Londres – Um novo estudo da Unesco para marcar o Dia Internacional da Mulher revelou tendências preocupantes nos Large Language Models (LLMs) das ferramentas de inteligência artificial generativa, que segundo a entidade estão produzindo conteúdo com preconceitos de gênero e também com homofobia e estereótipos raciais.
As mulheres são descritas como trabalhando em funções domésticas com muito mais frequência do que os homens – quatro vezes mais, em um dos sistemas – e foram frequentemente associadas a palavras como “casa”, “família” e “filhos”, enquanto os nomes masculinos foram associados a “negócios”, “executivo”, “salário” e “carreira”.
O estudo Bias Against Women and Girls in Large Language Models (Preconceitos contra Mulheres e Meninas em LLMs) examinou os estereótipos nas ferramentas de processamento de linguagem natural que são a base das plataformas populares de IA generativa do GPT-3.5 e GPT-2 da OpenAI e do Llama 2, da Meta, encontrando “evidências inequívocas de preconceito contra as mulheres no conteúdo gerado por todas elas”.
Inteligência artificial amplificando desigualdades de gênero
“Cada dia mais pessoas usam a IA generativa no trabalho, nos estudos e em casa.
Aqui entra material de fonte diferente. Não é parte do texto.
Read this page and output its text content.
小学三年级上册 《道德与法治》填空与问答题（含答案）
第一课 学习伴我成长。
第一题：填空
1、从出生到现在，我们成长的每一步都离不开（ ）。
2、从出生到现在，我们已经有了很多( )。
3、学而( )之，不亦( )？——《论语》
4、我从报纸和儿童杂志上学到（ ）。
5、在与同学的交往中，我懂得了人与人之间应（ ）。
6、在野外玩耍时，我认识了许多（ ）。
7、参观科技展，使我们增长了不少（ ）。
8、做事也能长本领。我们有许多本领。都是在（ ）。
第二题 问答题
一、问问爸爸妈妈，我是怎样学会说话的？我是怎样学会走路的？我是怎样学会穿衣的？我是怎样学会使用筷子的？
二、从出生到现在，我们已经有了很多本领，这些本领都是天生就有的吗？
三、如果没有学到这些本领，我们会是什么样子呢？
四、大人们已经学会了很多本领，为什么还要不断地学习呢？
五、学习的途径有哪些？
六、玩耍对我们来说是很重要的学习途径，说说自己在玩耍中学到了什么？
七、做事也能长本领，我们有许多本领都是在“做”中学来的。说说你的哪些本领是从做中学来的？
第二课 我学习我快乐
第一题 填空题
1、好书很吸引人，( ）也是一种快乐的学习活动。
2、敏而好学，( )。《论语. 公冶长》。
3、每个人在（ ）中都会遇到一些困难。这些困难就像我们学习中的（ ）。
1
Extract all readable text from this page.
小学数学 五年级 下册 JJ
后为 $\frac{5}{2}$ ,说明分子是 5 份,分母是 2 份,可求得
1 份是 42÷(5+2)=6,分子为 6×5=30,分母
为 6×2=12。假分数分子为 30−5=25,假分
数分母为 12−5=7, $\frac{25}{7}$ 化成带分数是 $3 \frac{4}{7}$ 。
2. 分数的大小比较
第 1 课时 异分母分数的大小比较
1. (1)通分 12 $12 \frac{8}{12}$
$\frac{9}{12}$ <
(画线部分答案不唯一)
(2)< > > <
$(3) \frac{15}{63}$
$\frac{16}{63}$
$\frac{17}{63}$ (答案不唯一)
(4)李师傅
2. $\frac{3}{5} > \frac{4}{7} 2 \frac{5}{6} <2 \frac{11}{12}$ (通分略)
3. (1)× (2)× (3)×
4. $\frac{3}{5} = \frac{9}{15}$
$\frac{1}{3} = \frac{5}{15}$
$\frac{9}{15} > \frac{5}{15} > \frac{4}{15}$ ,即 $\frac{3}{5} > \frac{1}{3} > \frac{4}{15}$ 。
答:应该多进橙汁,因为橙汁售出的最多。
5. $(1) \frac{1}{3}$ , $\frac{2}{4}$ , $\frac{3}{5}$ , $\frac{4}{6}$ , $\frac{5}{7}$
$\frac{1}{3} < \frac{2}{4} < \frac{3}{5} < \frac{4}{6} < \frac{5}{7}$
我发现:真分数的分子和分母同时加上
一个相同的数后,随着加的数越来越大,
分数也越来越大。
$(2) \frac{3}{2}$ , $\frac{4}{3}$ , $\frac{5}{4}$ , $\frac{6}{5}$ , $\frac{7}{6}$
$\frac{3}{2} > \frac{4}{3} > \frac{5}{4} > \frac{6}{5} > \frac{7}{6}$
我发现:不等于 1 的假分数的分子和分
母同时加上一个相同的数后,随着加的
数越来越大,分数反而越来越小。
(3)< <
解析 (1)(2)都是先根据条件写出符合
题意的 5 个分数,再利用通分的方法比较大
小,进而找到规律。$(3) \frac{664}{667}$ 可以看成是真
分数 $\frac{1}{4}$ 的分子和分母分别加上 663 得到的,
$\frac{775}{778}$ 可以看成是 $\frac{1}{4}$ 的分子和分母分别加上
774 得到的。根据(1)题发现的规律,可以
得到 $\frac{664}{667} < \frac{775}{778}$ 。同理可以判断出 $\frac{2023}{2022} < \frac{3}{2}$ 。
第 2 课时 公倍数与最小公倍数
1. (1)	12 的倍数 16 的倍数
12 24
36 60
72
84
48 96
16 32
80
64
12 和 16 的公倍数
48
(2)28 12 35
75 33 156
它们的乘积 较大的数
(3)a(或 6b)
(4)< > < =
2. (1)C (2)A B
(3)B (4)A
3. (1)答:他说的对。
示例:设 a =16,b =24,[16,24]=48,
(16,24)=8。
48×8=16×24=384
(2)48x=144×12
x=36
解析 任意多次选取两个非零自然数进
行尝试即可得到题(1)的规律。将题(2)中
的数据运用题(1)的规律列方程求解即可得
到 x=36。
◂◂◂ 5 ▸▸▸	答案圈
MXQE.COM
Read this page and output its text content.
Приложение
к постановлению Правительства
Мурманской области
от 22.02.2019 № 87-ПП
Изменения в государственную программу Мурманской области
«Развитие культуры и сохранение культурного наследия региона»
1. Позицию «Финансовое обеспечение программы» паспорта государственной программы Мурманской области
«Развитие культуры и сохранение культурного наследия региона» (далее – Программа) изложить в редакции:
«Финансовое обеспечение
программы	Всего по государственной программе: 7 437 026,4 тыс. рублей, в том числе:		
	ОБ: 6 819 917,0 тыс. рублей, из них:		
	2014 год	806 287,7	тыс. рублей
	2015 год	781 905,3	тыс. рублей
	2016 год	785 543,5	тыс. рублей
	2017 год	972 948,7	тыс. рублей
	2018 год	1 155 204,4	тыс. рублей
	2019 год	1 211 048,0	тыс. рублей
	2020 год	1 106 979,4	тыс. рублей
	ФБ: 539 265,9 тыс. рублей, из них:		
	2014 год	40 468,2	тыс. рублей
As novas aplicações de inteligência artificial têm o poder de moldar sutilmente as percepções de milhões de pessoas, levando a uma situação em que mesmo pequenos preconceitos de gênero no seu conteúdo podem amplificar significativamente as desigualdades no mundo real”, afirmou Audrey Azoulay, Diretora Geral da Unesco.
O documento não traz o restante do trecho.